COLBY, Kan. - A few days ago, Brad asked a question in his comment on Marty Keenan's post, addressing taxes and education. "So while I like the idea of people pressing their legislatures for more funding, how can one be sure the tax increase will be targeted to the programs we want?"
Well, Brad, in a perfect world you wouldn't need to worry about it, would you? However, we don't live in a perfect world. - too many of us imperfect human beings -
When the majority of us 'adults' have progressed beyond our infantile stage, when we were aware of only our immediate needs - dry diapers - warm milk - cozy covers - etc. - and learn that we can't always be the center of attention and that by screaming louder, we can't get what we want - then maybe we can expect society to understand equity and fair treatment for everyone.
We don't all start out with the same opportunities and personalities. I had a couple nieces, they're dangerously close to retirement age now, and oh what a difference there was in their priorities and values. The older little girl was willing to share everything in her treasure of toys, until she learned that her little sister could destroy in minutes everything she got her hands on. Gradually big sister began being more and more selfish and unwilling to share anything.
Fortunately, those little girls had parents who were able to demonstrate how to share responsibilities and resources and instill values. The younger one learned to respect others property and the older one learned to forgive. Where did those traits come from. My brother was the oldest of seven little chicks. He learned early on that he wasn't the only chick in the nest. He couldn't have fun if the rest of us couldn't. He had to contribute to the general welfare of all the family.
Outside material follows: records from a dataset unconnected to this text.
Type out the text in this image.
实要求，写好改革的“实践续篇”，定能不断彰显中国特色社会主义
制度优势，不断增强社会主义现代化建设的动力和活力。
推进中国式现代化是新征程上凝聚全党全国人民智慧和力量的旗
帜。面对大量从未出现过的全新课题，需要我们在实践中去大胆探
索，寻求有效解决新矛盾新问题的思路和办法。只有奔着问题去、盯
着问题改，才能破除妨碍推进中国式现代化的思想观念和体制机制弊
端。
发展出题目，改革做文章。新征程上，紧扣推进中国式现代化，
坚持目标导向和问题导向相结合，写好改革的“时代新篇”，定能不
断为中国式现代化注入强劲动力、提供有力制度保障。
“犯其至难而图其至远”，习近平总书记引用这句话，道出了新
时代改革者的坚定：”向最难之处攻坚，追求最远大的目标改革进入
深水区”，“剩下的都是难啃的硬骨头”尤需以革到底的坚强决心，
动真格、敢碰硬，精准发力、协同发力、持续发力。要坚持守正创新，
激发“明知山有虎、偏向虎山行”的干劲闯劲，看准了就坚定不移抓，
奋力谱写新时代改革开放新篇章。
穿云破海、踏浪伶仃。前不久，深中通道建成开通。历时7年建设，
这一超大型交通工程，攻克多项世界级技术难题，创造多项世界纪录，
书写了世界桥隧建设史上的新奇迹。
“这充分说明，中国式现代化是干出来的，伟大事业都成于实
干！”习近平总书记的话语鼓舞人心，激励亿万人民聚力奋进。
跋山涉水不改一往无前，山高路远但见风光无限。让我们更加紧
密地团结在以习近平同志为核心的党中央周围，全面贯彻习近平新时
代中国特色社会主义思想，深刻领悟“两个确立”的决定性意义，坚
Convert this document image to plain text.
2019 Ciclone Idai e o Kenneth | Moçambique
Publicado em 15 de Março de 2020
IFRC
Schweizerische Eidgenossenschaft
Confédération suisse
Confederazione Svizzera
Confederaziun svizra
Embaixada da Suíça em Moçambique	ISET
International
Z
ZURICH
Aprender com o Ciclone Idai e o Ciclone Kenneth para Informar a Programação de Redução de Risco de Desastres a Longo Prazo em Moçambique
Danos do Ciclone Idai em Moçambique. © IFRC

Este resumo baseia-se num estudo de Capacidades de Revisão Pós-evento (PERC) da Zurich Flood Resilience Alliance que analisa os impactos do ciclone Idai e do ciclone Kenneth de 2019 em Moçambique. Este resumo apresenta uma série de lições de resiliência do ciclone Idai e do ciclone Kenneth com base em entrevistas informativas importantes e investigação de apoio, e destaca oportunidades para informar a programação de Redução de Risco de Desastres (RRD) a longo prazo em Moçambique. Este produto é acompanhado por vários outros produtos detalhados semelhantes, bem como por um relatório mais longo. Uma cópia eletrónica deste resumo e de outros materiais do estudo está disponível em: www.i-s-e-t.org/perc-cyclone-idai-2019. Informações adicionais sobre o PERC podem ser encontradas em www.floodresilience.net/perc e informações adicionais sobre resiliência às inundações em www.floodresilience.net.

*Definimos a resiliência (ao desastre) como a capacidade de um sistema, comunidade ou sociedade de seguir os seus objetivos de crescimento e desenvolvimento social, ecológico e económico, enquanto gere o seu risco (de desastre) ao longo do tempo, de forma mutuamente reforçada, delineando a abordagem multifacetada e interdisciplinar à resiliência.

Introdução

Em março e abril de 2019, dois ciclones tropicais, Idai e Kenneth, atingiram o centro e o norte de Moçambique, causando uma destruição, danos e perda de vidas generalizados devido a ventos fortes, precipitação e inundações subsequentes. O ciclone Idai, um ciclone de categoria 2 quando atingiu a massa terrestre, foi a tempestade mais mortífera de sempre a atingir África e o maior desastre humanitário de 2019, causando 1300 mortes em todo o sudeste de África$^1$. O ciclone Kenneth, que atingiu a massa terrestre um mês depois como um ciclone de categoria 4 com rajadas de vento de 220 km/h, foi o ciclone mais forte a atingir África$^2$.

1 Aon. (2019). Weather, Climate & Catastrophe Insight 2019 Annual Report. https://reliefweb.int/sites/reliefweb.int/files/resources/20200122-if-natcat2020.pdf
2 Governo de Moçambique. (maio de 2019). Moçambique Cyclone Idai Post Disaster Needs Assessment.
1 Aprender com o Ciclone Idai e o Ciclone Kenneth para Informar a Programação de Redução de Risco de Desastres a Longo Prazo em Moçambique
What was his was ours and what was ours was his. (No, we weren't citizens of a communist country!) He had parents who disciplined not only himself but also themselves and his siblings, fairly and equitably. I don't know much about their mother's childhood, but apparently she, too, had the benefit of learning responsibility, not only for herself, but, for others around her. Those two little girls grew up to be fine young women and mothers. They have been assets to their families, community, and society in general. I've never heard either of them gritch about the free loaders or complain that they haven't gotten their share, in life.
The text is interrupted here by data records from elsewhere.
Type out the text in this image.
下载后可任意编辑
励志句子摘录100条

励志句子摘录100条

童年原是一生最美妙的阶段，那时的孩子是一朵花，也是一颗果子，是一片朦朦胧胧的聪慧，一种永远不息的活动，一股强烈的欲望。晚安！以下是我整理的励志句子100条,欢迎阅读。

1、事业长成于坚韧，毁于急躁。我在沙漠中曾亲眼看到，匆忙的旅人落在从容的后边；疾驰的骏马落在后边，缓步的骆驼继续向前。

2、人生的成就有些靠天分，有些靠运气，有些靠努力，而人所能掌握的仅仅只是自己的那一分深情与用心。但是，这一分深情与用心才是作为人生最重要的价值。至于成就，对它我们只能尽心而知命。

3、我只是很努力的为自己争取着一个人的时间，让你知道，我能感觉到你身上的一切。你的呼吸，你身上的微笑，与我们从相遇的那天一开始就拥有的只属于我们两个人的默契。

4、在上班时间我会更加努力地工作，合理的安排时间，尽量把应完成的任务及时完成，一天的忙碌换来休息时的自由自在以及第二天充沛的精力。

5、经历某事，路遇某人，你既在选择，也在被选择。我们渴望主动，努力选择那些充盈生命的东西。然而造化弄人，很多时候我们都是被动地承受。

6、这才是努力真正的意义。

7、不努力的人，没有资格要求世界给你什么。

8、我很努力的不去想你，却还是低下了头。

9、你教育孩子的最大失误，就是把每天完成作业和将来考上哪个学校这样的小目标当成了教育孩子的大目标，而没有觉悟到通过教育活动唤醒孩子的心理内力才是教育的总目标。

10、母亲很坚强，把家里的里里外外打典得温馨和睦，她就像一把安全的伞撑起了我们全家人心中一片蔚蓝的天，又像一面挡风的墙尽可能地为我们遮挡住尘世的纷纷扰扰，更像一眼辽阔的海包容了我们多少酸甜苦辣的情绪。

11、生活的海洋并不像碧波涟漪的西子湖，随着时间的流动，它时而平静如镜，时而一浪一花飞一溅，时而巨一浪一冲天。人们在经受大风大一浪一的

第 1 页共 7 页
All of us haven't been fortunate enough to be born and raised in families that share not only with themselves but also with those in their communities. Instead, many have grown up with a narcissistic culture that demands immediate gratification and usually at someone else's expense. We want a dollar and a quarter return for every dollar we put out, whether it be business or charity. I will keep what's mine and I'll take yours if you don't guard it carefully. Paying fees or taxes isn't very self gratifying. Those attitudes are not reserved, only, for the poor or the rich.
I've served on boards of organizations that had the responsibility of assessing taxes and fees. It is always a little hard to make rules and regulations that restrict yourself. It's hard to set fees or taxes that hit yourself harder than some others. It's hard to say no to your friends and then say yes to someone who may not be a close friend or even someone who has slighted you sometime in the past.
Brad, perhaps instead of wondering how we can be sure our taxes go to 'our' programs; we should be asking, how can I be sure my program will benefit all of society and not just a select few, either at the top or the bottom.
Ask yourself, "Am I willing to share half my candy bar with the kid across the street, or better yet, am I willing to help him pull the weeds in his back yard so we can go down to the creek and catch bull frogs, together?" "Am I willing to share my bowl of watered down stew with the neighbor, who has no stew to water down?" "Am I willing to share my fortune with the neighbor who lost their fortune or never had two dimes to rub together?"
If my religion or whatever it is that motivates my ability to relate to the world around me doesn't help reconcile instead of further separate, maybe I need to re-evaluate and make personal changes within.